Once the fungus becomes well established under the toenail, it is very difficult to completely cure. Nevertheless, there are a number of methods to address this condition.
- Periodic nail trimming, filing, grinding, or debridement. This method may be considered if toenails are pain free with widespread fungal infection. To prevent the nails from becoming painful, keep them well trimmed and thinned.
- Routine nail care can be combined with regular applications of topical antifungal medications to all the toenails. Although an invaluable aspect of onychomycosis management, debridement does not address the fungal infection that caused the problem. Essentially, “debridement or cutting of nails is not treatment.” Furthermore, routine nail care is not a covered Health Plan benefit. Strict guidelines must be met in order for debridement of onychomycosis to be covered. In other words, the patient’s condition caused by the fungus must be in conjunction with
a) pain and/ or
b) secondary infection, and / or
c) difficulty in walking
Medicare considers the treatment of onychomycosis a covered service only if the above conditions are present.
- Topical antifungals are available both as over-the-counter and prescription. However, there is only one FDA approved prescribed topical antifungal product, Penlac (ciclpirox nail lacquer 8%). Penlac is indicated for mild to moderate onychomycosis without cuticle region involvement. The complete cure rate is low compared to oral antifungal medications. Multiple studies show a cure rate of 20%. However, it has practically no side effects or drug interactions. It is applied to the nails once daily or every other day for 6 to 9 months, or until the nails clear. Routine debridement of the buildup will help the penetration of the medication. Penlac may or may not be covered by your insurance. Over-the-counter topical may be more appealing due to its cost effectiveness.

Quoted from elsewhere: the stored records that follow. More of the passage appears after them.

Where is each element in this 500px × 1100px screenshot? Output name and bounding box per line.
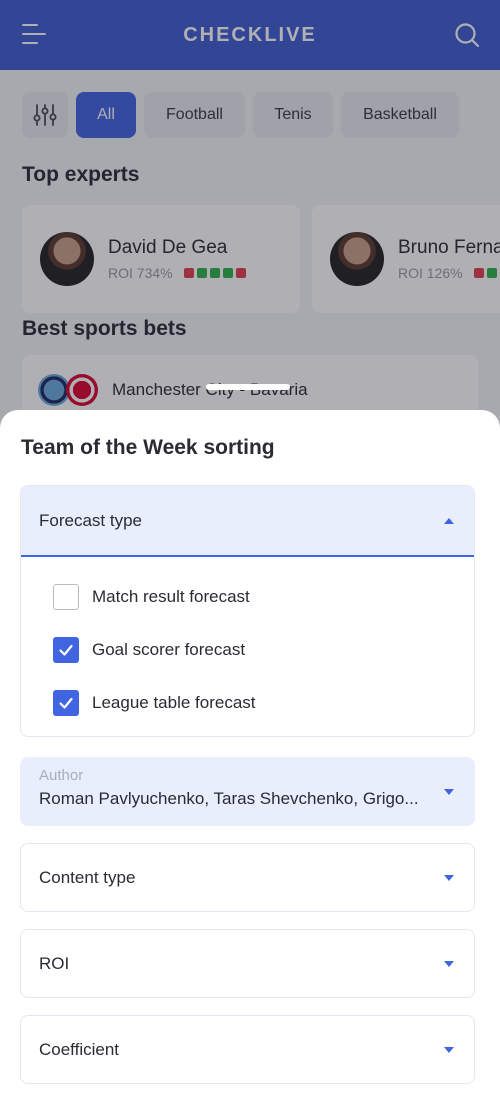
forecast-type-header[interactable]: Forecast type bbox=[21, 486, 474, 557]
roi-select[interactable]: ROI bbox=[20, 929, 475, 998]
checkmark-icon bbox=[59, 697, 73, 709]
option-label: Match result forecast bbox=[92, 587, 250, 606]
checkbox[interactable] bbox=[53, 584, 79, 610]
chevron-up-icon bbox=[444, 517, 454, 524]
sorting-bottom-sheet: Team of the Week sorting Forecast type M… bbox=[0, 384, 500, 1100]
checkbox[interactable] bbox=[53, 637, 79, 663]
chevron-down-icon bbox=[444, 1046, 454, 1053]
coefficient-label: Coefficient bbox=[39, 1039, 120, 1059]
checkmark-icon bbox=[59, 644, 73, 656]
author-value: Roman Pavlyuchenko, Taras Shevchenko, Gr… bbox=[39, 789, 419, 808]
coefficient-select[interactable]: Coefficient bbox=[20, 1015, 475, 1084]
option-label: Goal scorer forecast bbox=[92, 640, 246, 659]
checkbox[interactable] bbox=[53, 690, 79, 716]
sheet-title: Team of the Week sorting bbox=[21, 436, 275, 459]
forecast-type-accordion: Forecast type Match result forecast Goal… bbox=[20, 485, 475, 737]
option-league-table[interactable]: League table forecast bbox=[53, 690, 256, 716]
chevron-down-icon bbox=[444, 874, 454, 881]
content-type-select[interactable]: Content type bbox=[20, 843, 475, 912]
forecast-type-label: Forecast type bbox=[39, 510, 142, 530]
author-select[interactable]: Author Roman Pavlyuchenko, Taras Shevche… bbox=[20, 757, 475, 826]
option-goal-scorer[interactable]: Goal scorer forecast bbox=[53, 637, 245, 663]
roi-label: ROI bbox=[39, 953, 70, 973]
content-type-label: Content type bbox=[39, 867, 136, 887]
sheet-grab-handle[interactable] bbox=[206, 384, 290, 390]
option-match-result[interactable]: Match result forecast bbox=[53, 584, 250, 610]
option-label: League table forecast bbox=[92, 693, 256, 712]
chevron-down-icon bbox=[444, 789, 454, 795]
author-label: Author bbox=[39, 767, 84, 784]
chevron-down-icon bbox=[444, 960, 454, 967]
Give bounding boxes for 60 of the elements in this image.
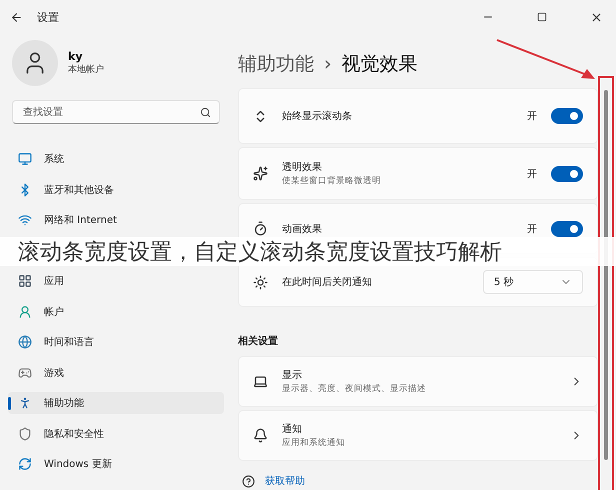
wifi-icon [18, 213, 32, 228]
shield-icon [18, 426, 32, 441]
setting-title: 通知 [282, 422, 303, 436]
setting-title: 动画效果 [282, 222, 323, 236]
toggle-switch[interactable] [551, 108, 583, 124]
sidebar-item[interactable]: 系统 [8, 148, 224, 170]
toggle-state-label: 开 [527, 222, 537, 236]
toggle-switch[interactable] [551, 220, 583, 236]
account-type: 本地帐户 [68, 64, 104, 76]
sun-icon [253, 274, 268, 290]
scrollbar-thumb[interactable] [604, 90, 608, 460]
related-setting-card[interactable]: 显示 显示器、亮度、夜间模式、显示描述 [238, 356, 598, 407]
back-icon[interactable] [10, 10, 23, 24]
page-title: 视觉效果 [342, 52, 418, 77]
person-icon [18, 304, 32, 319]
breadcrumb-parent[interactable]: 辅助功能 [238, 51, 314, 77]
setting-title: 显示 [282, 369, 303, 382]
toggle-state-label: 开 [527, 110, 537, 123]
toggle-state-label: 开 [527, 168, 537, 180]
breadcrumb-separator: › [324, 53, 332, 75]
related-setting-card[interactable]: 通知 应用和系统通知 [238, 410, 598, 461]
help-link[interactable]: 获取帮助 [265, 474, 305, 488]
dropdown[interactable]: 5 秒 [483, 270, 583, 294]
timer-icon [253, 221, 268, 236]
bell-icon [253, 428, 268, 443]
search-icon [200, 106, 211, 118]
setting-description: 应用和系统通知 [282, 437, 346, 449]
gamepad-icon [18, 366, 32, 380]
overlay-caption: 滚动条宽度设置，自定义滚动条宽度设置技巧解析 [0, 237, 616, 266]
section-heading: 相关设置 [238, 334, 279, 348]
monitor-icon [18, 152, 32, 166]
close-icon [590, 10, 602, 24]
help-icon [242, 474, 255, 488]
sidebar-item[interactable]: 蓝牙和其他设备 [8, 178, 224, 201]
globe-icon [18, 335, 32, 350]
setting-description: 显示器、亮度、夜间模式、显示描述 [282, 383, 427, 395]
maximize-icon [537, 12, 547, 22]
sidebar-item[interactable]: Windows 更新 [8, 453, 224, 476]
setting-title: 在此时间后关闭通知 [282, 276, 373, 289]
refresh-icon [18, 457, 32, 472]
sidebar-item[interactable]: 帐户 [8, 300, 224, 323]
sidebar-item[interactable]: 时间和语言 [8, 331, 224, 354]
search-input[interactable]: 查找设置 [21, 106, 200, 118]
user-name: ky [68, 50, 84, 63]
sidebar-item[interactable]: 网络和 Internet [8, 209, 224, 232]
laptop-icon [253, 374, 268, 389]
apps-icon [18, 274, 32, 288]
person-icon [18, 396, 32, 410]
setting-description: 使某些窗口背景略微透明 [282, 175, 382, 187]
sidebar-item[interactable]: 辅助功能 [8, 392, 224, 414]
setting-title: 透明效果 [282, 160, 323, 174]
setting-title: 始终显示滚动条 [282, 110, 353, 123]
sidebar-item[interactable]: 应用 [8, 270, 224, 292]
window-title: 设置 [37, 10, 60, 24]
search-field[interactable]: 查找设置 [12, 100, 220, 124]
sparkle-icon [253, 166, 268, 181]
sidebar-item[interactable]: 游戏 [8, 362, 224, 384]
avatar [12, 40, 58, 86]
toggle-switch[interactable] [551, 166, 583, 182]
sidebar-item[interactable]: 隐私和安全性 [8, 422, 224, 445]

- The use of oral antifungal medications alone or in combination with on of the above treatments is the most effective treatment for onychomycosis. Oral medications may eliminate the fungus and produce a nail with a healthy appearance. The preferred medication is Lamisil 250 mg once a day for three months. Even though Lamisil is a relatively safe drug and generally safe to take with most other medications, the tablets should not be taken by those with liver or kidney problems. Rarely, serious side effects in the liver or serious skin reactions have occurred. A simple blood test can be performed to check for any potential liver problems. Other side effects include headaches, diarrhea, indigestion, rash and taste disturbances. Mycologic cure rates with Lamasil oral antifungal therapy appear to be around 70% with reinfection occurring 15-20% within the first two years after the discontinuation of therapy.
- Long term preventative maintenance is then recommended to avoid recurrence of the fungal infection. With recurrence rates high post treatment it is recommended that preventative long term measures be pursued to prevent reinfection. Spraying shoes with over the counter fungicidal, treating any athlete’s foot with topical Lamasil cream, applying topical Penlac 8% lacquer to the previously infected nails once weekly long term.